Worriedaboutsatan Arrivals

(Gizeh ) Rating - 9/10

The most important post-rock album of all time is Slint’s Spiderland. The best post-rock album of all time is Godspeed You Black Emperor’s! F#A#∞. Mogwai’s Young Team defined the genre and Sigur Ros’ Agaetis Byrjun blew the lid off it. Since then we've had ten years of complacency from a previously excellent genre; Godspeed broke up, each Mogwai release is more tepid than the last, Sigur Ros peaked early and no one cares about Explosions in the Sky. Battles braved the lukewarm waters left by those bands in 2007 and made a great album, and now Worriedaboutsatan has done the same (despite sounding very different) with Arrivals.

They take everything that’s good about the genre - Sigur Ros’ surreal bowed guitar, Mogwai’s repetitive riffs and masterful and tense build and release, Godspeed’s ability to create a perfectly creepy soundscape - and then throw in Autechre influenced IDM on top of that. Everything is accompanied by ambient drones, but it’s never dull. Not every band can go on for eight minutes and keep the listener engaged like these guys can. It’s beautiful, it’s uncomfortable, it’s quiet, it’s loud, it’s cathartic, and it’s long but never tedious.

The album is connected by short interludes every two songs to help ease the sonic differences between sections of the album as well as to give time to digest the long offerings that come before them. The first and second sections are both darker, the middle section is a little more upbeat (especially on the Mogwai-meets-Fuck Buttons You’re In My Thoughts) and the final section ventures back to the surreal.
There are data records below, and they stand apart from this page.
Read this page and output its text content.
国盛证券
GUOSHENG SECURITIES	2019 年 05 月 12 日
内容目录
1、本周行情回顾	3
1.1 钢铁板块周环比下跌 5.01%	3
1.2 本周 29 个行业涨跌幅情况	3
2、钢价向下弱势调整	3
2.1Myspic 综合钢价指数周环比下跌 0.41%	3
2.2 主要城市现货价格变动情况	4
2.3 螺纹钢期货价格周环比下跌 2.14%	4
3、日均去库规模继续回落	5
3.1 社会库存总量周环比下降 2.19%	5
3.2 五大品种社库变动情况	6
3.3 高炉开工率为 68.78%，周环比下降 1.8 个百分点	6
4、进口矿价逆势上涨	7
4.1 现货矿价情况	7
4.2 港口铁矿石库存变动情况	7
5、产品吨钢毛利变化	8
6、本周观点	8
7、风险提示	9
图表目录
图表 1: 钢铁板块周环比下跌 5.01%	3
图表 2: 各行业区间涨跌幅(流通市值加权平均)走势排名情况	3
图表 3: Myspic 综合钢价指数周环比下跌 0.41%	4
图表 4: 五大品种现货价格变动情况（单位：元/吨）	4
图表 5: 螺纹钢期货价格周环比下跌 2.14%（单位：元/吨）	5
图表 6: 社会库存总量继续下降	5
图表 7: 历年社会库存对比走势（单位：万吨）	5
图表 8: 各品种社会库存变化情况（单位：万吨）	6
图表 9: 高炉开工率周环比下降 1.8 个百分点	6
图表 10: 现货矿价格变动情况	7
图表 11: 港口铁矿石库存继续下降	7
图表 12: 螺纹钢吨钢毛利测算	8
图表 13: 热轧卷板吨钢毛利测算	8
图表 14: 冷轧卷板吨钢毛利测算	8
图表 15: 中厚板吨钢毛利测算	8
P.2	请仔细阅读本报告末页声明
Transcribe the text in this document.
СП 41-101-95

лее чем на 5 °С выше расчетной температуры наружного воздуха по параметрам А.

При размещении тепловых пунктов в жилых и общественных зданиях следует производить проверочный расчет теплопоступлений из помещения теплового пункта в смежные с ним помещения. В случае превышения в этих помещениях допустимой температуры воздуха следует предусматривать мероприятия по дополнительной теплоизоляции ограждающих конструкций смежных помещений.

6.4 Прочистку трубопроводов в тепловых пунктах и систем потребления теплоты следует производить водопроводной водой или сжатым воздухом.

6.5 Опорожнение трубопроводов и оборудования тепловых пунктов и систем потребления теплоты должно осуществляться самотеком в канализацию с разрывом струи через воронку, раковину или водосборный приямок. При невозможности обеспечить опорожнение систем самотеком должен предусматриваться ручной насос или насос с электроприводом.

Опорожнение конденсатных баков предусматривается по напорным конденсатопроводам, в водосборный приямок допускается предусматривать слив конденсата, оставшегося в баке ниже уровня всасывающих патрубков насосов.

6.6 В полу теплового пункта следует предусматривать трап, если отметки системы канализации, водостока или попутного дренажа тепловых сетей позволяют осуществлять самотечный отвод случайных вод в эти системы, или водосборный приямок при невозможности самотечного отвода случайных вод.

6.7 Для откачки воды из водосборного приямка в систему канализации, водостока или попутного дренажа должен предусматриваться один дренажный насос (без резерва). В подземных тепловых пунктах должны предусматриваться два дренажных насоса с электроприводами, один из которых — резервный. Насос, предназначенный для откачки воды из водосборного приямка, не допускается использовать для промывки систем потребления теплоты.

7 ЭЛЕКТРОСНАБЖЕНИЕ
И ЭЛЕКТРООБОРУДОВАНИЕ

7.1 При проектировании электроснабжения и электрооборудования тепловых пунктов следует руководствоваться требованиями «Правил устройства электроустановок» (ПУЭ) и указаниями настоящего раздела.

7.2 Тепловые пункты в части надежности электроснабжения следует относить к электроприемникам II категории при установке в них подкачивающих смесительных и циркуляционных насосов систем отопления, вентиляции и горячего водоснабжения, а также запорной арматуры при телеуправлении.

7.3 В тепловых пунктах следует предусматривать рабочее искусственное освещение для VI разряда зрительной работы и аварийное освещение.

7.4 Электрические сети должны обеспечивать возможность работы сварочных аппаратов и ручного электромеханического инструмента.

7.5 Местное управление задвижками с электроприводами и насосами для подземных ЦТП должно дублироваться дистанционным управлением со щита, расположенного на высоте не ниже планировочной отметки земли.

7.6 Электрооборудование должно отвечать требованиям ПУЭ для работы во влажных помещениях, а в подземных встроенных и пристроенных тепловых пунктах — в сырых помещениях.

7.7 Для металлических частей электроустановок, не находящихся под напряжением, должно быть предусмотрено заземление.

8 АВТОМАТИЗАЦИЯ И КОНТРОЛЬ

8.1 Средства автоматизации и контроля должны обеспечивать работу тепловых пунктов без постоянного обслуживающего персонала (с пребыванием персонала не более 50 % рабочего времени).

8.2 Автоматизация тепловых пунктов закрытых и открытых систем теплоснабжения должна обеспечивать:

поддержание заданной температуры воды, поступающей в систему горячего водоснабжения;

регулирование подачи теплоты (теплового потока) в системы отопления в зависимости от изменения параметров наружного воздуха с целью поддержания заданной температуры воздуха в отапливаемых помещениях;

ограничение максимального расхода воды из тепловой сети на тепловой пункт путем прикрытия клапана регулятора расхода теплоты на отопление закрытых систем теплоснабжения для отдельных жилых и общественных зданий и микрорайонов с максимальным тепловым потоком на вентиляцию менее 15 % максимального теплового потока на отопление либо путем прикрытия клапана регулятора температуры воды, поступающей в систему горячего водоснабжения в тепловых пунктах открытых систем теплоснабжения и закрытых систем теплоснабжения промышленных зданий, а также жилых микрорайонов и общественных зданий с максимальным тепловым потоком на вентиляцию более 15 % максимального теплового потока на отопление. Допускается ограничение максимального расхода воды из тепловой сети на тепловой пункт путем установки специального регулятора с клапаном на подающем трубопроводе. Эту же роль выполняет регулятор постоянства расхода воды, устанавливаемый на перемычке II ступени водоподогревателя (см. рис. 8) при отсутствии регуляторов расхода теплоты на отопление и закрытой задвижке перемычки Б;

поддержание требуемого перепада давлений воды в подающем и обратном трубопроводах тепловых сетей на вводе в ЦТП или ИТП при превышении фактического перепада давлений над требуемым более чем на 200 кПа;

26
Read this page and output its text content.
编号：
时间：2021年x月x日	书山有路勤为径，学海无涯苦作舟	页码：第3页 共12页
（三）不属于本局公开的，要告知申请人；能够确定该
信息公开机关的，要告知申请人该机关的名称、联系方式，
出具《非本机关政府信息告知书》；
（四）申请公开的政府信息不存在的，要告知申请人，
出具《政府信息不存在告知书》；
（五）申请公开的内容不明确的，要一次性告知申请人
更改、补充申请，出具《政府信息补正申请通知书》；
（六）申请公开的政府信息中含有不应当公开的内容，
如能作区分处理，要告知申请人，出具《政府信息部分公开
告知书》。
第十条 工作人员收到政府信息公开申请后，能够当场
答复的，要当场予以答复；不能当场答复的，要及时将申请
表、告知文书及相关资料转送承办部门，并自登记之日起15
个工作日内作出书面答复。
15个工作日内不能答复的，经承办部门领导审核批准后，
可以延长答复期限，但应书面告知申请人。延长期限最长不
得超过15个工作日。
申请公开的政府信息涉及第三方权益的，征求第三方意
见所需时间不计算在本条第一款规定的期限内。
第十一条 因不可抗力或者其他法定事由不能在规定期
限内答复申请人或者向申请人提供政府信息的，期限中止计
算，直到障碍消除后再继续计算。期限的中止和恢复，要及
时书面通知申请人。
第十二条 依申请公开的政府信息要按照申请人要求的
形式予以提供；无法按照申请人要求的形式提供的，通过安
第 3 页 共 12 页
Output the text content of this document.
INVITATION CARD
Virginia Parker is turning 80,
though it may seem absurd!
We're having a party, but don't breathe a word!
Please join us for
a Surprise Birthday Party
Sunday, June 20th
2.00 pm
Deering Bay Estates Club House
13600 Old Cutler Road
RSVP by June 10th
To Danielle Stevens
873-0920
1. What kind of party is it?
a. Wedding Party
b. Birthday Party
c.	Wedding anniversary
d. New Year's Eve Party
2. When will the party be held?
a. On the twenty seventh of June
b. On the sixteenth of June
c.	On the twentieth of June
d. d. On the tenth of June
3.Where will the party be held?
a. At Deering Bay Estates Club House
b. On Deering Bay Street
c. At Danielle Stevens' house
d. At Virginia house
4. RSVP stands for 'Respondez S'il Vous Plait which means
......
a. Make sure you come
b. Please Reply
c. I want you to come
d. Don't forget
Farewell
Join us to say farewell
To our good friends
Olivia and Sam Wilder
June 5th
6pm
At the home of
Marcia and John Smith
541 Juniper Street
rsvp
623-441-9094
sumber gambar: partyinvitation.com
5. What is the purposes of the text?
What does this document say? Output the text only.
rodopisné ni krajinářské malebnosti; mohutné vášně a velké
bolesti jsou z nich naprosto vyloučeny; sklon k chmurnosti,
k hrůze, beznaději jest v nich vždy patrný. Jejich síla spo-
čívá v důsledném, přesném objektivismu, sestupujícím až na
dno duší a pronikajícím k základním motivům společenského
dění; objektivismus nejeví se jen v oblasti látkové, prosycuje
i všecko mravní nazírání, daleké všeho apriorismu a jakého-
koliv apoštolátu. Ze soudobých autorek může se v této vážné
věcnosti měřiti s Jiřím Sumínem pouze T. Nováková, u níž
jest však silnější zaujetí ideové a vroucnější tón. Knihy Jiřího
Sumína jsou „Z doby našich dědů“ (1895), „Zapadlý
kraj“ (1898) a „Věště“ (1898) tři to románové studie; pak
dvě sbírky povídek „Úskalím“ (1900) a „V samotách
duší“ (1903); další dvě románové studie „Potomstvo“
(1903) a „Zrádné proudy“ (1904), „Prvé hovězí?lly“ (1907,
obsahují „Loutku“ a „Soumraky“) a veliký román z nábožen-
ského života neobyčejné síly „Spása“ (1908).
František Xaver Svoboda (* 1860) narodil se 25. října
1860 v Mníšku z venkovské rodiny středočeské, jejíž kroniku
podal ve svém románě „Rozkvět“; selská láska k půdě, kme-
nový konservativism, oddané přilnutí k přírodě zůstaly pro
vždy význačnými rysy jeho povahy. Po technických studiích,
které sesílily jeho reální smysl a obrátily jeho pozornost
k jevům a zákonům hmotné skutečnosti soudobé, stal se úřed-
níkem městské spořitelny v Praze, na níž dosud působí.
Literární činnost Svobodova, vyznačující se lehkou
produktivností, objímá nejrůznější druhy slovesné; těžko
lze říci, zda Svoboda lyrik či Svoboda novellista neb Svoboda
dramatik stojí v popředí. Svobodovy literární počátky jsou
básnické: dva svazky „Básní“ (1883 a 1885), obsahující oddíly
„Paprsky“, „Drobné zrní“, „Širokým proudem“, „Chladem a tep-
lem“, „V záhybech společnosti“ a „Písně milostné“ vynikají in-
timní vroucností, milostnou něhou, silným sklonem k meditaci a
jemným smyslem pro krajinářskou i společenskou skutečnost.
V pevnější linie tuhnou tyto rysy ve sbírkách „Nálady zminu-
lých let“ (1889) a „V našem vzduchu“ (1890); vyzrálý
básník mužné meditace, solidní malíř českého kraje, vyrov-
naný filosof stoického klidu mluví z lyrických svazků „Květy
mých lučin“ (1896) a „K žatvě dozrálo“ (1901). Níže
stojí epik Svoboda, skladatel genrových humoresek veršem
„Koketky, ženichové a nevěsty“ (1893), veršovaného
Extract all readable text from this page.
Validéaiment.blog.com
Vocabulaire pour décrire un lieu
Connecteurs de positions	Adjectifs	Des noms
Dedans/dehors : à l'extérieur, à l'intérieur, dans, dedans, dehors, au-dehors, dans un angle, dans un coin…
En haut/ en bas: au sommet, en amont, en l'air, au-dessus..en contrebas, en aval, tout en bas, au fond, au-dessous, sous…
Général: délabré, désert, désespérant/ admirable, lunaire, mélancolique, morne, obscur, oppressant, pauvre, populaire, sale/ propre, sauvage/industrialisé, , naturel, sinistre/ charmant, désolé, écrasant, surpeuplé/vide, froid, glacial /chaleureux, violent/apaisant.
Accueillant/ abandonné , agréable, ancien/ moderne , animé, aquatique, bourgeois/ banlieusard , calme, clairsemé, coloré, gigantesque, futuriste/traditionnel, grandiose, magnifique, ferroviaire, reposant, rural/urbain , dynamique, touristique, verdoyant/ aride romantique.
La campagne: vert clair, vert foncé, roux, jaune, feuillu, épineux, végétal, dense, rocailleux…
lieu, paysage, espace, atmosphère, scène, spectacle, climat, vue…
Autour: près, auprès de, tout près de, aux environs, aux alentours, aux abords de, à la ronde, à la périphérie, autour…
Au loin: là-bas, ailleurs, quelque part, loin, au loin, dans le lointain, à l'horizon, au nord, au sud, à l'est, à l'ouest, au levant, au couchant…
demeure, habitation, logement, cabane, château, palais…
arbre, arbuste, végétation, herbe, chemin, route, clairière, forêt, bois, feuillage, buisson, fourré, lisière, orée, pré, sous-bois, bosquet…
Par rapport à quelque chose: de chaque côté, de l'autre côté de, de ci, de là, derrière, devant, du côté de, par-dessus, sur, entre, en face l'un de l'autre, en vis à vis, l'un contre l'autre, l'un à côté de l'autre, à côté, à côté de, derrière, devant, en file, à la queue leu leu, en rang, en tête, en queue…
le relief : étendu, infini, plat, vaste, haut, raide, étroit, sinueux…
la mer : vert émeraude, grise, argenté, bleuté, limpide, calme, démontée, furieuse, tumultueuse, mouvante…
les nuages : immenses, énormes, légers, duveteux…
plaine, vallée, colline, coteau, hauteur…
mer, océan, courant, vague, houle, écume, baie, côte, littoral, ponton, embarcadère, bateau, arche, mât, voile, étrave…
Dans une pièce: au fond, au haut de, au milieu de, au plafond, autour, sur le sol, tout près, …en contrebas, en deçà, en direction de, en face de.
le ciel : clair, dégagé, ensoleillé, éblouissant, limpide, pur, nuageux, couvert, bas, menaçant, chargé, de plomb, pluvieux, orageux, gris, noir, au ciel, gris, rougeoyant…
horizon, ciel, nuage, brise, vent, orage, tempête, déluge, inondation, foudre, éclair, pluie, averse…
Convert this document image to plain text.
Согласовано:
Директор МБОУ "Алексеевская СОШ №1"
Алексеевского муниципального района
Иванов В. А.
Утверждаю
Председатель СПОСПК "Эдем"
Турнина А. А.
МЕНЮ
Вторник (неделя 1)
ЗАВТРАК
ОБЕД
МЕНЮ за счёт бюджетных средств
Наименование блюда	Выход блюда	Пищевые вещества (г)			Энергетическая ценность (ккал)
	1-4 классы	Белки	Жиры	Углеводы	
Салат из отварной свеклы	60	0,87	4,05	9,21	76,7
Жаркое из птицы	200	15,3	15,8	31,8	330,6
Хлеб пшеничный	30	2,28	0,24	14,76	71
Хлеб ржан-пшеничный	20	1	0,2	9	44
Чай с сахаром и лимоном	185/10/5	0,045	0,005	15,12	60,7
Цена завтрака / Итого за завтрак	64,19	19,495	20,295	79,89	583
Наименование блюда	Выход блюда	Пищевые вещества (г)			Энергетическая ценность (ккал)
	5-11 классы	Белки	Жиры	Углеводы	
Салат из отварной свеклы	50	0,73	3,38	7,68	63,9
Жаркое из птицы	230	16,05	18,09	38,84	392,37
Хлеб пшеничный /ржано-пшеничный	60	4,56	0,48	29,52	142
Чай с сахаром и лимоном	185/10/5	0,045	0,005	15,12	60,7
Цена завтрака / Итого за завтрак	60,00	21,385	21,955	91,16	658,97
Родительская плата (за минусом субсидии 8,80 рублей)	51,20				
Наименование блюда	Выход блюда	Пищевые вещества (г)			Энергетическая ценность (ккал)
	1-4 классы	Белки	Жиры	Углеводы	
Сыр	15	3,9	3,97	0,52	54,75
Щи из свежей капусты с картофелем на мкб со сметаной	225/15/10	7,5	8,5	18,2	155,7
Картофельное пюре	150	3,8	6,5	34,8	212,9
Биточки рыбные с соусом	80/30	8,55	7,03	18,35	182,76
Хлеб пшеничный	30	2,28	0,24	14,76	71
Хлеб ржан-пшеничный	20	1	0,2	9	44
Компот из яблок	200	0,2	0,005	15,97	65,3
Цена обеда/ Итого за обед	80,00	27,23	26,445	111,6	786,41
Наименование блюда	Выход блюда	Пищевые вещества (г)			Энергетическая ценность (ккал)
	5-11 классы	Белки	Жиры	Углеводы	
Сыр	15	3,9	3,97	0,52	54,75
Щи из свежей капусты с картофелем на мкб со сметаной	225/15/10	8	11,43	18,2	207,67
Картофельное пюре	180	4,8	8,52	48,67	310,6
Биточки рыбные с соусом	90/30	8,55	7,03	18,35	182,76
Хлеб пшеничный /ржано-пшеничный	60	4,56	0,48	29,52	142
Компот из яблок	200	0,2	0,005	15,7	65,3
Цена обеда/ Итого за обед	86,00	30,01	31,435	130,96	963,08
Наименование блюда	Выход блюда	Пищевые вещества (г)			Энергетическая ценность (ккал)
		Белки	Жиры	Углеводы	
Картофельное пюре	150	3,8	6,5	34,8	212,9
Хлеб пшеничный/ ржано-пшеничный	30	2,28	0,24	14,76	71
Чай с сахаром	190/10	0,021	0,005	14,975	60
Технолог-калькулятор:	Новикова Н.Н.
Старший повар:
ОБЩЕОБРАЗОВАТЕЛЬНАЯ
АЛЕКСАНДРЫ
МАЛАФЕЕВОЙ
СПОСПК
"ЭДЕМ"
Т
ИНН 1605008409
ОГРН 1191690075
The second section contains what is far and away Arrivals' best moment, I Am A Crooked Man. At over ten minutes, it is the album's longest track, but it never feels difficult or laborious. The song ebbs and flows, builds and releases and encompasses just about everything that’s great about Worriedaboutsatan. Other highlights on the record include the middle sections History Is Made At Night and the final segment's Everything About You Is Silent. The latter sounds like an electronic Godspeed You Black Emperor! song, although at only eight minutes long it’s a little short by their standards.

Everything about Arrivals points to it being a landmark release for both post-rock and IDM, two genres that seem to be well past their prime. This album would be getting shitloads of attention had it been released in 2001, but in 2009 it seems destined for obscurity. The Yorkshire Evening Post called Worriedaboutsatan “the future of post-rock” after seeing a live show, and I hope they’re right. It works as both a fantastic IDM record and completely excellent and flawless post-rock album and is one of the best in any genre this year.  It pulls you into its eerie, alien world and holds you hostage to its wonder until it finally decides to let you go.